#Natale2017, ambientalisti: no allo spreco, sì alla sostenibilità

Natale ecosostenibile, si può. Lo ribadiscono da giorni le associazioni ambientaliste, in azione con una missione che unisce difesa dell’ambiente e consapevolezza dei consumi: rendere il Natale più sostenibile, meno sprecone e meno consumista. Dagli addobbi al cenone, dai regali ai trasporti, dallo shopping al più generale spirito natalizio, la parola d’ordine è una: sostenibilità delle scelte di consumo.

Tutto si può fare in modo diverso, dai regali agli addobbi, dal cenone con prodotti di qualità e made in Italy al riciclo creativo che investe pacchi e regali, dallo shopping con i mezzi pubblici alla scelta delle pietanze da portare in tavola.
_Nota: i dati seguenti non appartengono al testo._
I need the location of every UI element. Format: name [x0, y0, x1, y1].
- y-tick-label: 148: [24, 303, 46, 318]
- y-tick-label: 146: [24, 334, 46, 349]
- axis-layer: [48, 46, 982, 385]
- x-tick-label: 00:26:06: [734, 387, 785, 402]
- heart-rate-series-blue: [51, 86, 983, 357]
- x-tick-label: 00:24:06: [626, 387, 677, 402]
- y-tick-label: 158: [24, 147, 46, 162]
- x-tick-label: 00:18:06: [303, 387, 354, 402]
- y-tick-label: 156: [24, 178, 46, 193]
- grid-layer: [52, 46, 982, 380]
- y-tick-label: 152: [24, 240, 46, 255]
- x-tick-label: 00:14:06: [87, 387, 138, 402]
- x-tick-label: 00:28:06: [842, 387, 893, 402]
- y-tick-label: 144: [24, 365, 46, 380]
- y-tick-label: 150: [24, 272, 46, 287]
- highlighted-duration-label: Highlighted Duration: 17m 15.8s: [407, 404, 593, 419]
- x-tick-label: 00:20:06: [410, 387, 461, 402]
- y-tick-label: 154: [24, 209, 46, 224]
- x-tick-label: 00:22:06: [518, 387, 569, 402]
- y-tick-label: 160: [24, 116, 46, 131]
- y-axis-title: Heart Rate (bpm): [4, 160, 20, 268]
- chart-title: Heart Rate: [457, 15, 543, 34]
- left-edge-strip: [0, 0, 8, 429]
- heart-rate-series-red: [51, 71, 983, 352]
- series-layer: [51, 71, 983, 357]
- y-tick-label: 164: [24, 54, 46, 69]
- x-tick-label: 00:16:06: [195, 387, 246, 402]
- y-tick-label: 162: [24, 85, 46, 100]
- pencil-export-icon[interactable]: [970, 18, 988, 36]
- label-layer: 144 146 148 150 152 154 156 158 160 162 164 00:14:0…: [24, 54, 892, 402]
In vista delle feste, ad esempio, il WWF ha lanciato il suo “Natale sostenibile in dieci mosse” attraverso il Dec-Albero, con consigli pratici per ridurre l’impronta ecologica del proprio Natale, tradizionalmente la festa più ad “alto consumo dell’anno”. Si parte dagli addobbi e dalle luminarie per passare al cenone e ai regali. Per il Pianeta, meglio pasti “leggeri”: privilegiare prodotti locali e di stagione e scegliere poca carne – “a parità di apporto calorico la produzione di carne bovina, rispetto a uova prodotti caseari e altre carni,  richiede 28 volte più terra, 11 volte più acqua e 6 volte più fertilizzanti, liberando 5 volte più gas serra”, ricorda il WWF – e poi niente fois gras, caviale, datteri di mare e aragoste. Naturalmente vietate stoviglie e posate usa e getta. In un vero spirito natalizio, “No al Natale sprecone”. “Il cibo non si butta, l’energia non si spreca, i regali solo se utili”, ammonisce il WWF.

Sostenibilità a tavola e nei regali sono le parole d’ordine anche di Greenpeace. “Mettiamo in tavola la sostenibilità. Privilegiamo prodotti provenienti da agricoltura biologica, locali, stagionali e liberi da OGM. Acquistiamo legumi e zafferano dalle terre colpite dal terremoto in Italia centrale, aiutando così questa parte del Paese a ripartire”, dice l’associazione ambientalista, che consiglia di “consumare meno e meglio”. Oltre all’attenzione per il cibo, da sottolineare l’importanza di regali più rispettosi dell’ambiente: abiti senza sostanze chimiche, prodotti di bellezza senza microplastiche. “Acquistiamo meno vestiti – consiglia Greenpeace –  In media, una persona acquista il 60 per cento in più di prodotti d’abbigliamento ogni anno e la loro durata media si è dimezzata rispetto a 15 anni fa, producendo montagne di rifiuti tessili. Scegliamo capi d’abbigliamento che durino nel tempo e possano essere riparati”. Per la cura della persona, prosegue l’associazione, “controlliamo che nei bagnoschiuma o altri prodotti di bellezza o per l’igiene personale che regaliamo non ci siano microsfere di plastica (compaiono tra gli ingredienti alla voce Polietilene o Polipropilene) che vengono inserite per il loro potere abrasivo e poi finiscono per contaminare il mare ed essere ingerite dai pesci che poi arrivano sulla nostra tavola”. Via libera invece alla creatività e all’originalità nella creazione dei regali.